After decades of systemic oppression targeting communities of color, police accountability is long overdue. A patchwork of laws created a system in which officers often commit injustices with impunity, and it requires a range of overlapping laws to even begin to undo the damage.
We need S371/A996 to make police disciplinary records available through the Open Public Records Act. New Jersey is only one of a handful of states to block police disciplinary records from public view, and that needs to change.
We need S2295/A1515 which will enable communities to create civilian complaint review boards with subpoena power, concurrent investigations with internal affairs, and the power to recommend discipline.
We must pass S375/A1006 to limit qualified immunity, a legal doctrine that makes it nearly impossible to win civil lawsuits against the government for rights violations, regardless of the harm inflicted. New Jersey must also confront excessive use of force through passage of George Floyd’s Law, A2431/S265, which bans and criminalizes chokeholds.

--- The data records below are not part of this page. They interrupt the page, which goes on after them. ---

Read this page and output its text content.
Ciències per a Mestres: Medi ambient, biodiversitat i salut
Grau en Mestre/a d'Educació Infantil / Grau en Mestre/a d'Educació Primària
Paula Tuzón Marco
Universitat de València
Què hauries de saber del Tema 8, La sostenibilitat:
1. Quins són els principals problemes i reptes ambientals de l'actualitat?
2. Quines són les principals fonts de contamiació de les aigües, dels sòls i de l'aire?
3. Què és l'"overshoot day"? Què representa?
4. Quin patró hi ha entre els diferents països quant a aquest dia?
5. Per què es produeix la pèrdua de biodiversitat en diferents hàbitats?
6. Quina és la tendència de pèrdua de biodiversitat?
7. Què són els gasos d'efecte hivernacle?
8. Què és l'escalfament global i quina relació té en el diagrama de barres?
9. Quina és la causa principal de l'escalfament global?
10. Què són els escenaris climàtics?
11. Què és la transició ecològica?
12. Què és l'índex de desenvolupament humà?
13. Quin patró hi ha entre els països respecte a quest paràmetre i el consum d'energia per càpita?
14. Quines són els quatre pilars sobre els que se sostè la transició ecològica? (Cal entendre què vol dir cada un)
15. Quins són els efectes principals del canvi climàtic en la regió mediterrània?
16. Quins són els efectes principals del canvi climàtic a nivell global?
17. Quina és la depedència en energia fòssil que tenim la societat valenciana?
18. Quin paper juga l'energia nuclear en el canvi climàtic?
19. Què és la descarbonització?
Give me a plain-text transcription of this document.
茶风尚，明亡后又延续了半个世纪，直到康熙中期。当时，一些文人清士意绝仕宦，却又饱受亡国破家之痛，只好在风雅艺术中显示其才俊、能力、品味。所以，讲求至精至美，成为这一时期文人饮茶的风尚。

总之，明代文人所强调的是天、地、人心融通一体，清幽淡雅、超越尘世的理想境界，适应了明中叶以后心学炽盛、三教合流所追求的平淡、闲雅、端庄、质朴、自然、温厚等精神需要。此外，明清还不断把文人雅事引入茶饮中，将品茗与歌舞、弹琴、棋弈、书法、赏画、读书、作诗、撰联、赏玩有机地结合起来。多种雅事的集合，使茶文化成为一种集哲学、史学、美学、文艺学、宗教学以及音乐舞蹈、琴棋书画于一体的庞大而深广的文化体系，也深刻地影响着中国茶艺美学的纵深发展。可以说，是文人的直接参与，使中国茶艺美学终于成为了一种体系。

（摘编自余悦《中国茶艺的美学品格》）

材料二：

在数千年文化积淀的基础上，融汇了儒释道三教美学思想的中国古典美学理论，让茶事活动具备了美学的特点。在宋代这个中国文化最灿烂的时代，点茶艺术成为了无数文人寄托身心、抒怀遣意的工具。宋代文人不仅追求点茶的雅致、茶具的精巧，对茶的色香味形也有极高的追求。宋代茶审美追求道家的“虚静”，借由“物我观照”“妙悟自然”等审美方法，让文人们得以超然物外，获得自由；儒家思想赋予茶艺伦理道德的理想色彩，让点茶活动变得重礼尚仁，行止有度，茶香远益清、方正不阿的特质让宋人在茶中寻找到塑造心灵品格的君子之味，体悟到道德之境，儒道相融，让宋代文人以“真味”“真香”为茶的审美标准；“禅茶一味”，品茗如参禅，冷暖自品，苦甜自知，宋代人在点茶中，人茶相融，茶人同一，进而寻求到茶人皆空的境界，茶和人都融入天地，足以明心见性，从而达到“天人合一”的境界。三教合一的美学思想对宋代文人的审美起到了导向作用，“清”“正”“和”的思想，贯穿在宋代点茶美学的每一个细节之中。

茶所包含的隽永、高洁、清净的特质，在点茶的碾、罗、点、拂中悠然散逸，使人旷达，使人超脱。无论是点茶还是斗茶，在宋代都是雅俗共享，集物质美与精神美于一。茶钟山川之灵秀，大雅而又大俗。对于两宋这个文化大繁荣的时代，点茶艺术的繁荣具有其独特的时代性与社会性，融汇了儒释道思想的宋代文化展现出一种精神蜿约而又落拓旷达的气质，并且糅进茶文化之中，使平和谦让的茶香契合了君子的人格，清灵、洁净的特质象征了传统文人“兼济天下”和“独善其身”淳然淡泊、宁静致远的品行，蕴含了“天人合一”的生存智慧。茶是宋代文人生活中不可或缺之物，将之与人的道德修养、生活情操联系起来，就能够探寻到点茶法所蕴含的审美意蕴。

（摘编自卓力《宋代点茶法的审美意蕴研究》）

We need to make sure that as one of the most diverse states, we’re also among the most fair and welcoming. The Values Act, S512/A1986, prohibits state and local law enforcement from voluntarily collaborating with federal immigration authorities, ensuring that more New Jerseyans can interact with government agencies with less fear – whether it’s a public health office or a public school district.
New Jersey has made important strides in all of these areas. This year, Gov. Murphy signed into law the Freedom of Reproductive Choice Act, which codified reproductive autonomy, including the right to an abortion, into law. New Jersey finally enacted a law requiring licensing of police officers, making it harder for officers with abusive records to move departments. And New Jersey’s Immigrant Trust Directive, instituted in 2018, was a first step toward drawing a bright line between the role of state and local law enforcement and the role of ICE – but it doesn’t limit all voluntary cooperation by law enforcement or make that distinction for all state and local government.
Each of these existing policies fills an important need, but more must be done to move toward a fair and equitable New Jersey for all.
This is the most important legislative session we’ve seen, and that’s because it’s the one we can influence right now. Join us to pressure our lawmakers to make these bills law – and continue to build a more perfect New Jersey.